For those not in the know, this SANS is not "without" in French. Wikipedia's description does the job:
The SANS Institute, founded in 1989, provides computer security training, professional certification through GIAC (Global Information Assurance Certification), and a research archive - the SANS Reading Room. It also operates the Internet Storm Center, an Internet monitoring system staffed by a global community of security practitioners. The trade name SANS (deriving from SysAdmin, Audit, Networking, and Security) belongs to the for-profit Escal Institute of Advanced Technologies.The National Institute of Standards and Technology (NIST) has published "Guidelines for Smart Grid Cyber Security," a three-volume, 537-page report aimed at "facilitating organization-specific Smart Grid cyber security strategies focused on prevention, detection, response and recovery." The publication includes "high-level security requirements, a framework for assessing risks, an evaluation of privacy issues at personal residences, and additional information for businesses and organizations to use as they craft strategies to protect the modernizing power grid from attacks, malicious code, cascading errors and other threats."
Now you get three points of view from NewsBites contributing editors Tom Liston of InGuardians, John Pescatore of Gartner, and SANS own Allan Paller. Note, Pescatore, and, in particular, Paller, slam NIST pretty hard for getting the guidance out bass ackwards (burying the most helpful parts at the end of the report):
Liston: Unfortunately, "smart grid" is just the latest in a series of technologies that have been deployed with security as an afterthought. While I applaud any effort to better secure our infrastructure, it's a bit late to talk about "security strategies" at this stage of the game. The key question is whether some of the quite-sound recommendations can be retrofit into the existing deployment models.
Pescatore: There is still an opportunity for better security to be built-in to the smart grid build out, vs. try to pretend a compliance regime like NERC/CIP will force it in later. Section 7 of the third volume has a good attack surface analysis that should be a starting point.

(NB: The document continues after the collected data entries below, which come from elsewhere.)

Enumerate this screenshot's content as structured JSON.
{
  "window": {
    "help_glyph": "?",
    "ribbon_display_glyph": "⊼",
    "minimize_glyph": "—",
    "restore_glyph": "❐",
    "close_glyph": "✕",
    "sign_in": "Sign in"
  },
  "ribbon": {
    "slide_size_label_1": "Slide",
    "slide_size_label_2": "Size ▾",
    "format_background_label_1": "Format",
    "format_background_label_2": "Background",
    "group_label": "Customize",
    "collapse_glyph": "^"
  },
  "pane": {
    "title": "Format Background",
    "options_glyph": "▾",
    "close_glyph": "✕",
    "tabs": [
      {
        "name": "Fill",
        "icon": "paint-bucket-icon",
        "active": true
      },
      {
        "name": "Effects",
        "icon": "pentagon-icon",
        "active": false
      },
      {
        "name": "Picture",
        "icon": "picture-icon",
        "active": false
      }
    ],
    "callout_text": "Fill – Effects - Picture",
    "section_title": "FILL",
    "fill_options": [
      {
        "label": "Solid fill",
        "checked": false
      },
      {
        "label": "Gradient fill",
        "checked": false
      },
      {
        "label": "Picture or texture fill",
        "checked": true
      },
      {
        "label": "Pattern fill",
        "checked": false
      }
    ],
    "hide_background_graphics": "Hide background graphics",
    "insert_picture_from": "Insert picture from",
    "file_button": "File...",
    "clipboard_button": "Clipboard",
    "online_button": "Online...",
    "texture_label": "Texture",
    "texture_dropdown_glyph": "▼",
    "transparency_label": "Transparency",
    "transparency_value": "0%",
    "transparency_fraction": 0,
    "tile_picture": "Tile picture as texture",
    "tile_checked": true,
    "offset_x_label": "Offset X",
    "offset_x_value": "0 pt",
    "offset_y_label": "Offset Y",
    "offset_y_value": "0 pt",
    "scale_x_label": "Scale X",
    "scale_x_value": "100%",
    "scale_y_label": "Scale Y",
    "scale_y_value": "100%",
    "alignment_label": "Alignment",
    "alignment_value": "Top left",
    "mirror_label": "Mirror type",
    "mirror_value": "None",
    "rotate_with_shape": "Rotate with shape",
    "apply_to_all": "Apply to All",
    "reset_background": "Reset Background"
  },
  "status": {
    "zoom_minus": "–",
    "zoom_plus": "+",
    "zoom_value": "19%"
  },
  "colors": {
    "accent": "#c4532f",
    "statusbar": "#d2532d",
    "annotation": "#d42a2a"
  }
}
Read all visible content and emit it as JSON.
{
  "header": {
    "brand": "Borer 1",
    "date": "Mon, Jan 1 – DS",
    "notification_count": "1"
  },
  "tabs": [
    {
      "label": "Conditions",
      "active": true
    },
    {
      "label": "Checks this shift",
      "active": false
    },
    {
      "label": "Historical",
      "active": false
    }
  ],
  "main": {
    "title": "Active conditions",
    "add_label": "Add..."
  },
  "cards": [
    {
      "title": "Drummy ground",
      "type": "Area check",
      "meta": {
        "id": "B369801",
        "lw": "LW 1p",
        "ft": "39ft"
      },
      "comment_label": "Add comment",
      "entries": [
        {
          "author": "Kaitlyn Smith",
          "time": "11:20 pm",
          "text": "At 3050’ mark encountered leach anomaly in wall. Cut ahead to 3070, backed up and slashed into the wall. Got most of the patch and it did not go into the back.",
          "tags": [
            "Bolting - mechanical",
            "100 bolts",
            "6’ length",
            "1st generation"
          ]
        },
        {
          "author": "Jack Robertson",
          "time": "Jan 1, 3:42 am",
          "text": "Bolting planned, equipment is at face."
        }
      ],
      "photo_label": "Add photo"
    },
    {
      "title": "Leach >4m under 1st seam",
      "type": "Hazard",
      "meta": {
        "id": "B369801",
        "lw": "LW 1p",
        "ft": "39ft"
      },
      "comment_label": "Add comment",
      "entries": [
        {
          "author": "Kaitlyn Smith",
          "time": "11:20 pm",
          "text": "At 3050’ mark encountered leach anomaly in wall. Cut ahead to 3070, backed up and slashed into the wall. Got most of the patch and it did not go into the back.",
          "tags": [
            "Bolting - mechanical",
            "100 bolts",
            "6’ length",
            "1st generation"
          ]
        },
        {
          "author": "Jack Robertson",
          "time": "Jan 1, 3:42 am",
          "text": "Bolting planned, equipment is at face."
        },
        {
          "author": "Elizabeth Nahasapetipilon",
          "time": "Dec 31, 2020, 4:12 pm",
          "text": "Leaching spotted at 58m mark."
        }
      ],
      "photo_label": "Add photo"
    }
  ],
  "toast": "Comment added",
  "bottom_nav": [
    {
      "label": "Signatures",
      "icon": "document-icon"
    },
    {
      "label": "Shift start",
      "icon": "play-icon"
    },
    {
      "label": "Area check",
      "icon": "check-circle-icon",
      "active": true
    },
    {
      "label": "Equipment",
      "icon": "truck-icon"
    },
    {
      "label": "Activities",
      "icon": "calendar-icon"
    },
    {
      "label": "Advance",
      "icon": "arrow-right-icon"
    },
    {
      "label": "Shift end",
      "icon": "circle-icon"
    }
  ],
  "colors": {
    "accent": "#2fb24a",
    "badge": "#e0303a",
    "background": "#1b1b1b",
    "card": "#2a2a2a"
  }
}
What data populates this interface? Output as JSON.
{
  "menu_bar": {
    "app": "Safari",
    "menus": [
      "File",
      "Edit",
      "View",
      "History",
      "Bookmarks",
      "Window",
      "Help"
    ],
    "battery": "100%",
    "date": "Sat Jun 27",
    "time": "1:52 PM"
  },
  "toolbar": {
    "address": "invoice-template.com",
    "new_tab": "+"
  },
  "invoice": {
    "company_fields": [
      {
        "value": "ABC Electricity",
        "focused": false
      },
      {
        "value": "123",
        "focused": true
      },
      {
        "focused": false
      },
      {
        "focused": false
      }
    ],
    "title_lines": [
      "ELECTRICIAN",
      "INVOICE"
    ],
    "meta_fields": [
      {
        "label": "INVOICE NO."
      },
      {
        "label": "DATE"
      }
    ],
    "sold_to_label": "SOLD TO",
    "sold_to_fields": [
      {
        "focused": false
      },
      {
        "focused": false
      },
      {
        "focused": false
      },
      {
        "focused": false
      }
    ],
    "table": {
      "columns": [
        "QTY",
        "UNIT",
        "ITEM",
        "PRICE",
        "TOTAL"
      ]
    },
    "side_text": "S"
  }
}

Paller: John Pescatore's comment illustrates one reason that this NIST document and others like 800-53 are exacerbating the nation's cyber risk instead of helping to mitigate the risk. NIST buried the critical information (the attack surface) in the 7th chapter of the third volume (after lengthy, but non-specific descriptions of 197 separate controls in more than 350 pages).
Paller (cont): A central tenet of effective security is that offense informs defense. In other words, do the most important things first! That means guidance must start with, and be organized around, the attack surface; and guidance must be prioritized according to risk from each attack vector. Which of the 197 recommendations matters most? Which must be implemented first? How will we know that they were implemented effectively? If NIST doesn't know the answers to those basic questions, what are they doing writing guidance? For failing to prioritize the guidance, and for burying readers in information of little immediate consequence, NIST earns a grade of "D" on its new report.Here's a LINK to third volume if you want to check out chapter 7. Begins on page 29.
I definitely support the editors' point that once again, we're seeking to add security after most of the horses have left the barn. Goes against the popular security mantras of the day: "Secure by Design, "Build Security In," etc. Though not sure how this could have played out otherwise.
I'd be interested in hearing a candid NIST response to this criticism. They worked fast and furious for a long time bringing 7628 together and there's a lot of goodness in it. I saw some of that process first-hand as an early (albeit very infrequent) contributor. In terms of how they structured it in the end and what they chose to emphasize, there was definitely a method to their madness.